Haddad defende aumento do Imposto de Importação e diz: “não vai encarecer produtos”
Brasil – A oito meses das eleições, o governo federal decidiu abraçar uma pauta de altíssimo risco político. O ministro da Fazenda, Fernando Haddad, assumiu a linha de frente para defender o aumento do imposto de importação sobre mais de mil produtos — uma lista que vai de geradores industriais ao celular no bolso do cidadão. Com reajustes de até 7,2 pontos percentuais, a medida opõe a teoria econômica do governo à dura realidade do consumidor brasileiro.
A justificativa de Haddad é puramente protecionista e regulatória. O governo mira, sobretudo, produtos asiáticos que estariam entrando no Brasil abaixo do preço de custo para desovar estoques que encalharam nos Estados Unidos e na Europa.
“Ou você vem produzir aqui, e a gente produz tudo aqui, ou não vai poder concorrer nessa base de preço”, argumentou o ministro. A equipe econômica ressalta que mais de 90% dos itens afetados têm fabricação similar no Brasil e que o Ministério do Desenvolvimento (MDIC) poderá revisar ou até zerar as alíquotas se o mercado exigir.
O problema do governo é que a narrativa técnica esbarra na vida real. Celulares, computadores e componentes eletrônicos deixaram de ser itens supérfluos; são as ferramentas básicas de trabalho, estudo e comunicação da população. Taxar a tecnologia é taxar a rotina.
Essa desconexão gerou um tsunami de insatisfação digital, monitorado pela AP Exata Inteligência em Dados:
Rejeição em massa: 74,3% das menções nas redes sociais repudiam a medida.

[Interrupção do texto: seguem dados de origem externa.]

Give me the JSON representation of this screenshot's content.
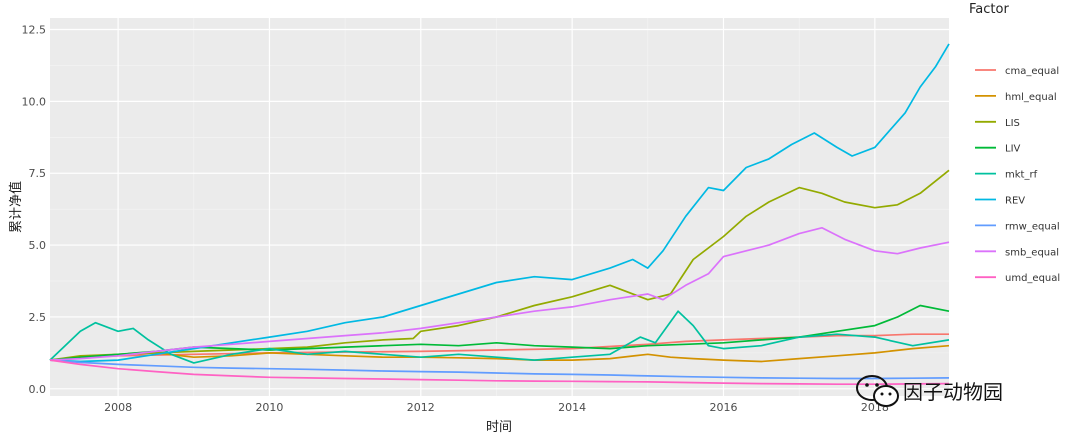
{
  "chart_data": {
    "type": "line",
    "xlabel": "时间",
    "ylabel": "累计净值",
    "xlim": [
      2007.1,
      2018.98
    ],
    "ylim": [
      -0.25,
      12.9
    ],
    "x_ticks": [
      2008,
      2010,
      2012,
      2014,
      2016,
      2018
    ],
    "x_tick_labels": [
      "2008",
      "2010",
      "2012",
      "2014",
      "2016",
      "2018"
    ],
    "y_ticks": [
      0,
      2.5,
      5,
      7.5,
      10,
      12.5
    ],
    "y_tick_labels": [
      "0.0",
      "2.5",
      "5.0",
      "7.5",
      "10.0",
      "12.5"
    ],
    "grid": true,
    "legend": {
      "title": "Factor",
      "position": "right"
    },
    "series": [
      {
        "name": "cma_equal",
        "color": "#F8766D",
        "x": [
          2007.1,
          2007.5,
          2008,
          2009,
          2010,
          2011,
          2012,
          2013,
          2014,
          2015,
          2015.5,
          2016,
          2016.5,
          2017,
          2017.5,
          2018,
          2018.5,
          2018.98
        ],
        "y": [
          1.0,
          1.08,
          1.15,
          1.2,
          1.25,
          1.28,
          1.3,
          1.35,
          1.4,
          1.55,
          1.65,
          1.7,
          1.75,
          1.8,
          1.85,
          1.85,
          1.9,
          1.9
        ]
      },
      {
        "name": "hml_equal",
        "color": "#D39200",
        "x": [
          2007.1,
          2007.5,
          2008,
          2008.5,
          2009,
          2009.5,
          2010,
          2010.5,
          2011,
          2011.5,
          2012,
          2012.5,
          2013,
          2013.5,
          2014,
          2014.5,
          2015,
          2015.3,
          2015.6,
          2016,
          2016.5,
          2017,
          2017.5,
          2018,
          2018.5,
          2018.98
        ],
        "y": [
          1.0,
          1.1,
          1.2,
          1.25,
          1.1,
          1.15,
          1.25,
          1.2,
          1.15,
          1.1,
          1.1,
          1.08,
          1.05,
          1.0,
          1.0,
          1.05,
          1.2,
          1.1,
          1.05,
          1.0,
          0.95,
          1.05,
          1.15,
          1.25,
          1.4,
          1.5
        ]
      },
      {
        "name": "LIS",
        "color": "#93AA00",
        "x": [
          2007.1,
          2007.5,
          2008,
          2008.5,
          2009,
          2009.5,
          2010,
          2010.5,
          2011,
          2011.5,
          2011.9,
          2012,
          2012.5,
          2013,
          2013.5,
          2014,
          2014.5,
          2015,
          2015.3,
          2015.6,
          2016,
          2016.3,
          2016.6,
          2017,
          2017.3,
          2017.6,
          2018,
          2018.3,
          2018.6,
          2018.98
        ],
        "y": [
          1.0,
          1.15,
          1.2,
          1.25,
          1.3,
          1.35,
          1.4,
          1.45,
          1.6,
          1.7,
          1.75,
          2.0,
          2.2,
          2.5,
          2.9,
          3.2,
          3.6,
          3.1,
          3.3,
          4.5,
          5.3,
          6.0,
          6.5,
          7.0,
          6.8,
          6.5,
          6.3,
          6.4,
          6.8,
          7.6
        ]
      },
      {
        "name": "LIV",
        "color": "#00BA38",
        "x": [
          2007.1,
          2007.5,
          2008,
          2008.5,
          2009,
          2009.5,
          2010,
          2010.5,
          2011,
          2011.5,
          2012,
          2012.5,
          2013,
          2013.5,
          2014,
          2014.5,
          2015,
          2015.5,
          2016,
          2016.5,
          2017,
          2017.5,
          2018,
          2018.3,
          2018.6,
          2018.98
        ],
        "y": [
          1.0,
          1.1,
          1.2,
          1.3,
          1.45,
          1.4,
          1.35,
          1.4,
          1.45,
          1.5,
          1.55,
          1.5,
          1.6,
          1.5,
          1.45,
          1.4,
          1.5,
          1.55,
          1.6,
          1.7,
          1.8,
          2.0,
          2.2,
          2.5,
          2.9,
          2.7
        ]
      },
      {
        "name": "mkt_rf",
        "color": "#00C19F",
        "x": [
          2007.1,
          2007.3,
          2007.5,
          2007.7,
          2007.8,
          2008,
          2008.2,
          2008.4,
          2008.7,
          2009,
          2009.5,
          2010,
          2010.5,
          2011,
          2011.5,
          2012,
          2012.5,
          2013,
          2013.5,
          2014,
          2014.5,
          2014.9,
          2015.1,
          2015.4,
          2015.6,
          2015.8,
          2016,
          2016.5,
          2017,
          2017.5,
          2018,
          2018.5,
          2018.98
        ],
        "y": [
          1.0,
          1.5,
          2.0,
          2.3,
          2.2,
          2.0,
          2.1,
          1.7,
          1.2,
          0.9,
          1.2,
          1.4,
          1.2,
          1.3,
          1.2,
          1.1,
          1.2,
          1.1,
          1.0,
          1.1,
          1.2,
          1.8,
          1.6,
          2.7,
          2.2,
          1.5,
          1.4,
          1.5,
          1.8,
          1.9,
          1.8,
          1.5,
          1.7
        ]
      },
      {
        "name": "REV",
        "color": "#00B9E3",
        "x": [
          2007.1,
          2007.5,
          2008,
          2008.5,
          2009,
          2009.5,
          2010,
          2010.5,
          2011,
          2011.5,
          2012,
          2012.5,
          2013,
          2013.5,
          2014,
          2014.5,
          2014.8,
          2015,
          2015.2,
          2015.5,
          2015.8,
          2016,
          2016.3,
          2016.6,
          2016.9,
          2017.2,
          2017.5,
          2017.7,
          2018,
          2018.2,
          2018.4,
          2018.6,
          2018.8,
          2018.98
        ],
        "y": [
          1.0,
          0.95,
          1.0,
          1.2,
          1.4,
          1.6,
          1.8,
          2.0,
          2.3,
          2.5,
          2.9,
          3.3,
          3.7,
          3.9,
          3.8,
          4.2,
          4.5,
          4.2,
          4.8,
          6.0,
          7.0,
          6.9,
          7.7,
          8.0,
          8.5,
          8.9,
          8.4,
          8.1,
          8.4,
          9.0,
          9.6,
          10.5,
          11.2,
          12.0
        ]
      },
      {
        "name": "rmw_equal",
        "color": "#619CFF",
        "x": [
          2007.1,
          2007.5,
          2008,
          2008.5,
          2009,
          2009.5,
          2010,
          2010.5,
          2011,
          2011.5,
          2012,
          2012.5,
          2013,
          2013.5,
          2014,
          2014.5,
          2015,
          2015.5,
          2016,
          2016.5,
          2017,
          2017.5,
          2018,
          2018.5,
          2018.98
        ],
        "y": [
          1.0,
          0.92,
          0.85,
          0.8,
          0.75,
          0.72,
          0.7,
          0.68,
          0.65,
          0.62,
          0.6,
          0.58,
          0.55,
          0.52,
          0.5,
          0.48,
          0.45,
          0.42,
          0.4,
          0.38,
          0.37,
          0.36,
          0.36,
          0.37,
          0.38
        ]
      },
      {
        "name": "smb_equal",
        "color": "#DB72FB",
        "x": [
          2007.1,
          2007.5,
          2008,
          2008.5,
          2009,
          2009.5,
          2010,
          2010.5,
          2011,
          2011.5,
          2012,
          2012.5,
          2013,
          2013.5,
          2014,
          2014.5,
          2015,
          2015.2,
          2015.5,
          2015.8,
          2016,
          2016.3,
          2016.6,
          2017,
          2017.3,
          2017.6,
          2018,
          2018.3,
          2018.6,
          2018.98
        ],
        "y": [
          1.0,
          1.05,
          1.15,
          1.3,
          1.45,
          1.55,
          1.65,
          1.75,
          1.85,
          1.95,
          2.1,
          2.3,
          2.5,
          2.7,
          2.85,
          3.1,
          3.3,
          3.1,
          3.6,
          4.0,
          4.6,
          4.8,
          5.0,
          5.4,
          5.6,
          5.2,
          4.8,
          4.7,
          4.9,
          5.1
        ]
      },
      {
        "name": "umd_equal",
        "color": "#FF61C3",
        "x": [
          2007.1,
          2007.5,
          2008,
          2008.5,
          2009,
          2009.5,
          2010,
          2010.5,
          2011,
          2011.5,
          2012,
          2012.5,
          2013,
          2013.5,
          2014,
          2014.5,
          2015,
          2015.5,
          2016,
          2016.5,
          2017,
          2017.5,
          2018,
          2018.5,
          2018.98
        ],
        "y": [
          1.0,
          0.85,
          0.7,
          0.6,
          0.5,
          0.45,
          0.4,
          0.38,
          0.36,
          0.34,
          0.32,
          0.3,
          0.28,
          0.27,
          0.26,
          0.25,
          0.24,
          0.22,
          0.2,
          0.18,
          0.17,
          0.16,
          0.16,
          0.17,
          0.18
        ]
      }
    ]
  },
  "watermark": {
    "text": "因子动物园",
    "icon": "wechat-logo-icon"
  }
}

Defesa isolada: Apenas 6,8% das postagens apoiam o aumento.
Reprovação consolidada: Ao isolar apenas as opiniões (retirando postagens neutras ou informativas), a taxa de rejeição dispara para alarmantes 91,6%.
O “Efeito Taxxad” e o custo nas urnas
O impacto eleitoral foi imediato. O apelido “Taxxad”, antes restrito a memes da oposição, consolidou-se no debate público como símbolo de um governo percebido com apetite para aumentar tributos e resistência para cortar gastos.
A oposição agiu rápido e de forma cirúrgica. Ao focar estrategicamente na comunidade gamer e nos jovens hiperconectados, transformou uma complexa disputa tributária em uma insatisfação emocional e direta. Para o governo, o desafio deixou de ser convencer o mercado sobre a saúde fiscal do país; agora, a missão quase impossível é convencer o eleitor de que pagar mais caro pelo celular hoje é um sacrifício necessário para a indústria de amanhã.